When specific and identifiable litigation becomes reasonably foreseeable, those likely to be involved in the litigation and with awareness of their likely involvement have a duty to preserve potentially relevant evidence. Failure of such a party to take reasonable steps to preserve the evidence–or intentional alteration, concealment, or destruction of evidence–is known as “spoliation of evidence” (often misspelled as “spoilation of evidence,” which is not a thing) and can result in severe sanctions if other litigants are prejudiced by their inability to use the missing evidence at trial. (See Va. Code ยง 8.01-379.2:1) Typically, the court will instruct the jury that it may (or must) presume that the evidence–had it been preserved–would have been unfavorable to the party who failed to preserve it. Sometimes, however, in particularly egregious circumstances, the court can dismiss the action (if the plaintiff is guilty of spoliation) or enter a default judgment (if spoliation was committed by the defendant).
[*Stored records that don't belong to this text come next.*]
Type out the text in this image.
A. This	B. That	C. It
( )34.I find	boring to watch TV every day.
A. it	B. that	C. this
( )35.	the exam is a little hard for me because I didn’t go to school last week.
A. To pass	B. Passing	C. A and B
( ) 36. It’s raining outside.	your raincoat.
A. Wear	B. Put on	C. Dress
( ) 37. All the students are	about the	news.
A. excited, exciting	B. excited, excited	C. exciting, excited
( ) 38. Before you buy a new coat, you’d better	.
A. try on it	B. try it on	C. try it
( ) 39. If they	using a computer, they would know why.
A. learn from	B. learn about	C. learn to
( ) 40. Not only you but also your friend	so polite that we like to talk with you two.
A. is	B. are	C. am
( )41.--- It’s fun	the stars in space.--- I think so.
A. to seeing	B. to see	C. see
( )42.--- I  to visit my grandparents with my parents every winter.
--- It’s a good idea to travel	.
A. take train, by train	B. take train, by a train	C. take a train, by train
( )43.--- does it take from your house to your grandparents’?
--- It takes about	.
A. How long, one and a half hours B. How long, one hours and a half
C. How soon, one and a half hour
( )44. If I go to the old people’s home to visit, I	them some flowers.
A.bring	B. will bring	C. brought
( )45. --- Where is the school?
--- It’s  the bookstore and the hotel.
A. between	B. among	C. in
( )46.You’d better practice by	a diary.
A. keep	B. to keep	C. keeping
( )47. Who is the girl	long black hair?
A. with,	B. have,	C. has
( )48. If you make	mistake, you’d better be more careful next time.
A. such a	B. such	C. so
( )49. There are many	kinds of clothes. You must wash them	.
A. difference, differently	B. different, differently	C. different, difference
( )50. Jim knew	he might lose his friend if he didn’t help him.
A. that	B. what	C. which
Case in point: QueTel Corp. v. Hisham Abbas, No. 18-2334 (4th Cir. (Va.) July 16, 2020). QueTel brought this action against Hisham Abbas, Shorouk Mansour, and Finalcover, LLC, for misappropriation of trade secrets, copyright infringement, and other claims. The gist of the lawsuit was that Abbas–a former QueTel employee–allegedly stole source code from QueTel’s copyrighted software (TraQ Suite 6) and used it in a competing product (CaseGuard). QueTel sent the defendants a cease-and-desist letter in which it demanded that they:
- cease infringing on QueTel’s intellectual property including the source code underlying the TraQ Suite 6 software;
- cease all advertising, promotion, and sale of the CaseGuard software;
- provide an accounting of all sales of the CascGuard software made to date; and
- allow QueTel to copy and inspect a complete copy of all versions of the CaseGuard source code as well as any computers that Abbas used during the period from January l, 2014 to the present.